Other supervisors said more time is needed to review the study.

“There is a lot of information and a lot of details,” said Blackberry District Supervisor Jim Adams, the board’s chairman. “I really don’t know how to comment on something I haven’t gone through yet.”

Parts of the study he had read “had to do more, it seemed like, with the school merger study and the phases of that. There are a number of pages dedicated to that subject, and I really have not gone through them,” Adams said.

“Some unknowns were mentioned in that summary,” he said. For instance, Adams said he does not know if the county has adequate space for the constitutional offices it would absorb through reversion. Also, “county residents obviously would be interested in what the financial impact would be.”

Vice Chairman Tommy Slaughter said that while he had not had an opportunity to review the study, he feels “pretty sure” the city will revert because “they have to,” particularly where schools are concerned.

“They’ve got to cut down on expenses, and the school is the biggest expense. If they had that (expense) off of them, they probably would be” able to financially negotiate the remainder of expenses, Slaughter said.

His “philosophy to anything is you can talk it out better than you can fight it out. I always tried to negotiate and talk,” Slaughter said. In most situations, discussions can help solve issues, “but I don’t know in this situation. There’s so much bad taste or distrust; I don’t really know what it is between the city and the county. I think a lot of it developed years ago when the city was basically tied down to where they couldn’t annex or anything, and that basically has put them in the spot they are in right now,” he said.

Collinsville District Supervisor Joe Bryant said he also will review the study and discuss it with other board members. But he expressed some concern.

“Whenever you pay to have a study done, in general whoever is paying for the study is going to have it come out their way. ... You want the best scenario to come out of it,” he said, and added the county might do its own study.

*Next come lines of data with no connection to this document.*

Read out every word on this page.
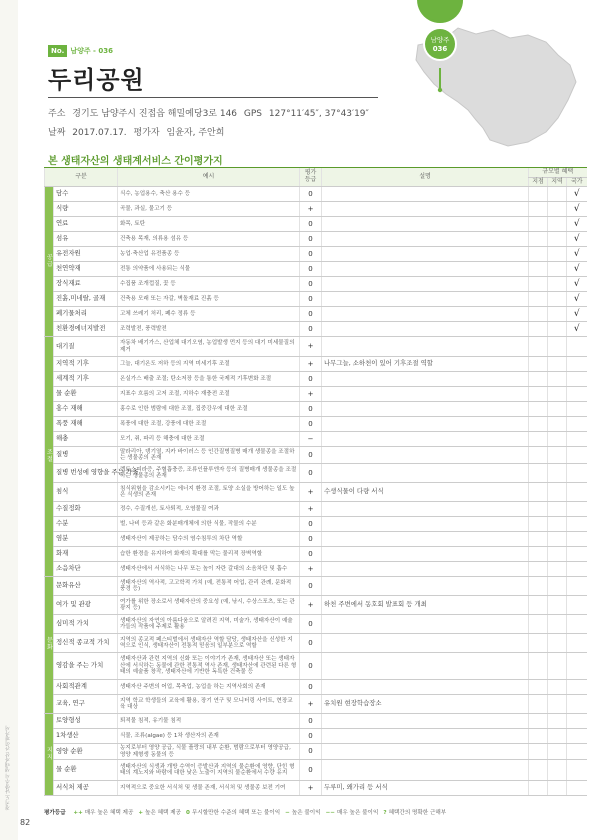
경기도 남양주시 생태자산 간이평가서
82
No. 남양주 - 036
두리공원
주소 경기도 남양주시 진접읍 해밀예당3로 146 GPS 127°11′45″, 37°43′19″
날짜 2017.07.17. 평가자 임윤자, 주안희
남양주
036
본 생태자산의 생태계서비스 간이평가지
구분		예시	평가 등급	설명	규모별 혜택		
					지점	지역	국가
공급	담수	식수, 농업용수, 축산 용수 등	0				√
	식량	곡물, 과실, 물고기 등	+				√
	연료	화목, 토탄	0				√
	섬유	건축용 목재, 의류용 섬유 등	0				√
	유전자원	농업·축산업 유전품종 등	0				√
	천연약재	전통 의약품에 사용되는 식물	0				√
	장식재료	수집품 조개껍질, 꽃 등	0				√
	진흙,미네랄, 골재	건축용 모래 또는 자갈, 벽돌재료 진흙 등	0				√
	폐기물처리	고체 쓰레기 처리, 폐수 정류 등	0				√
	친환경에너지발전	조력발전, 풍력발전	0				√
조절	대기질	자동차 배기가스, 산업체 대기오염, 농업발생 먼지 등의 대기 미세물질의 제거	+				
	지역적 기후	그늘, 대기온도 저하 등의 지역 미세기후 조절	+	나무그늘, 소하천이 있어 기후조절 역할			
	세계적 기후	온실가스 배출 조절; 탄소저장 등을 통한 국제적 기후변화 조절	0				
	물 순환	지표수 흐름의 고저 조절, 지하수 재충전 조절	+				
	홍수 재해	홍수로 인한 범람에 대한 조절, 집중강우에 대한 조절	0				
	폭풍 재해	폭풍에 대한 조절, 강풍에 대한 조절	0				
	해충	모기, 쥐, 파리 등 해충에 대한 조절	−				
	질병	말라리아, 댕기열, 지카 바이러스 등 인간질병질병 매개 생물종을 조절하는 생물종의 존재	0				
	질병 번성에 영향을 주는 가축	렙토스피라증, 주혈흡충증, 조류인플루엔자 등의 질병매개 생물종을 조절하는 생물종의 존재	0				
	침식	침식위험을 감소시키는 에너지 환경 조절, 토양 소실을 방어하는 일도 높은 식생의 존재	+	수생식물이 다량 서식			
	수질정화	정수, 수질개선, 토사퇴적, 오염물질 여과	+				
	수분	벌, 나비 등과 같은 화분매개체에 의한 식물, 작물의 수분	0				
	염분	생태자산이 제공하는 담수의 염수침투의 차단 역할	0				
	화재	습한 환경을 유지하여 화재의 확대를 막는 물리적 장벽역할	0				
	소음차단	생태자산에서 서식하는 나무 또는 높이 자란 갈대의 소음차단 및 흡수	+				
문화	문화유산	생태자산의 역사적, 고고학적 가치 (예, 전통적 어업, 관리 관례, 문화적 풍경 등)	0				
	여가 및 관광	여가를 위한 장소로서 생태자산의 중요성 (예, 낚시, 수상스포츠, 또는 관광지 등)	+	하천 주변에서 동호회 발표회 등 개최			
	심미적 가치	생태자산의 자연의 아름다움으로 알려진 지역, 미술가, 생태자산이 예술가들의 작품에 주제로 활용	0				
	정신적 종교적 가치	지역의 종교적 페스티벌에서 생태자산 역할 담당, 생태자산을 신성한 지역으로 인식, 생태자산이 전통적 믿음의 일부분으로 역할	0				
	영감을 주는 가치	생태자산과 관련 지역의 신화 또는 이야기가 존재, 생태자산 또는 생태자산에 서식하는 동물에 관한 전통적 역사 존재, 생태자산에 관련된 다른 형태의 예술품 창작, 생태자산에 기반한 독특한 건축물 등	0				
	사회적관계	생태자산 주변의 어업, 목축업, 농업을 하는 지역사회의 존재	0				
	교육, 연구	지역 학교 학생들의 교육에 활용, 장기 연구 및 모니터링 사이트, 현장교육 대상	+	유치원 현장학습장소			
지지	토양형성	퇴적물 침적, 유기물 침적	0				
	1차생산	식물, 조류(algae) 등 1차 생산자의 존재	0				
	영양 순환	농지로부터 영양 공급, 식물 플랑의 내부 순환, 범람으로부터 영양공급, 영양 제형생 동물의 등	0				
	물 순환	생태자산의 식생과 개방 수역이 증발산과 지역의 물순환에 영향, 단힌 형태의 계노지와 바람에 대한 낮은 노출이 지역의 물순환에서 수량 유지	0				
	서식처 제공	지역적으로 중요한 서식처 및 생물 존재, 서식처 및 생물종 보전 기여	+	두루미, 왜가리 등 서식			
평가등급 ++ 매우 높은 혜택 제공 + 높은 혜택 제공 0 무시할만한 수준의 혜택 또는 불이익 − 높은 불이익 −− 매우 높은 불이익 ? 혜택간의 명확한 근해부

Horsepasture District Supervisor Debra Buchanan said she also had not had a chance to read the entire study, but like Vaughn, she is well aware of the number of times in the past that the issue has been discussed.

The idea of city reversion last was studied in 2006, but that study was shelved due to controversy.

“I also want to reread the old merger and reversion studies and I want to compare what information was provided then and what is provided in the new study,” Buchanan said.

She said she takes issue with the amount of tax rate increase projected in the study for county residents: 3.2 cents.

“I think it would be higher,” she said. “Certainly when a reversion takes place and the city becomes a town, then it’s going to be up to the county to see where there are losses or where there are gains, and whether the county decides to do their own study again or rely on old ones. It will be up to the board of supervisors.”

Like Bryant, Buchanan said the results of any study “usually will lean in favor of the person that contracted to have it done. From what I read in the paper, the information provided in the study was the best case scenario.”

Iriswood District Supervisor Milton Kendall said he needs “more time to look at the study and get some more input on it. I have some questions already that I want to ask — mainly about the school debt (incurred by the city to renovate Martinsville High School). I don’t know exactly who would take care of that” if the schools merged.

And so far, Kendall said, he had not found that information in the study. “I just need time to read it,” he said.